Yu Zhiguo, Wallace Byron C, Johnson Todd, Cohen Trevor
The University of Texas School of Biomedical Informatics at Houston, Houston, Texas, USA.
College of Computer and Information Science, Northeastern University, Boston, Massachusetts, USA.
Stud Health Technol Inform. 2017;245:657-661.
Estimation of semantic similarity and relatedness between biomedical concepts has utility for many informatics applications. Automated methods fall into two categories: methods based on distributional statistics drawn from text corpora, and methods using the structure of existing knowledge resources. Methods in the former category disregard taxonomic structure, while those in the latter fail to consider semantically relevant empirical information. In this paper, we present a method that retrofits distributional context vector representations of biomedical concepts using structural information from the UMLS Metathesaurus, such that the similarity between vector representations of linked concepts is augmented. We evaluated it on the UMNSRS benchmark. Our results demonstrate that retrofitting of concept vector representations leads to better correlation with human raters for both similarity and relatedness, surpassing the best results reported to date. They also demonstrate a clear improvement in performance on this reference standard for retrofitted vector representations, as compared to those without retrofitting.

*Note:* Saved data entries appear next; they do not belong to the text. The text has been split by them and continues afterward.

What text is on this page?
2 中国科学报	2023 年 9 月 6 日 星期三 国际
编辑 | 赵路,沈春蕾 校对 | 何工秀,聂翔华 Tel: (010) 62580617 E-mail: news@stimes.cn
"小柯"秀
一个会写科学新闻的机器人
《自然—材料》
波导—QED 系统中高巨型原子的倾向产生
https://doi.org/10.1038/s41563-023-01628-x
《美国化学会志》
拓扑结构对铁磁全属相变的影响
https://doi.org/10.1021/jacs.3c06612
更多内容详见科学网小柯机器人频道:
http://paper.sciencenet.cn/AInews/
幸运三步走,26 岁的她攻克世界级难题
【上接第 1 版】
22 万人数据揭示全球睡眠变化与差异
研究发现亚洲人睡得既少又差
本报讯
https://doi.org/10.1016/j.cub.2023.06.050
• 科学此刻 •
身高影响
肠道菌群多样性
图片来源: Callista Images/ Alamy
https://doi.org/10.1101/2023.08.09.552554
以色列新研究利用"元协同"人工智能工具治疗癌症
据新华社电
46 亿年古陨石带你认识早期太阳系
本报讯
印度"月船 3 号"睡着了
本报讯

生物医学概念之间语义相似性和相关性的评估对许多信息学应用都有用处。自动化方法可分为两类:基于从文本语料库中提取的分布统计信息的方法,以及使用现有知识资源结构的方法。前一类方法忽略分类结构,而后一类方法则未能考虑语义相关的经验信息。在本文中,我们提出了一种方法,该方法利用来自UMLS元词表的结构信息对生物医学概念的分布上下文向量表示进行改造,从而增强链接概念的向量表示之间的相似性。我们在UMNSRS基准上对其进行了评估。我们的结果表明,概念向量表示的改造在相似性和相关性方面都能与人类评分者有更好的相关性,超过了迄今为止报道的最佳结果。与未改造的向量表示相比,它们还表明改造后的向量表示在该参考标准上的性能有明显提高。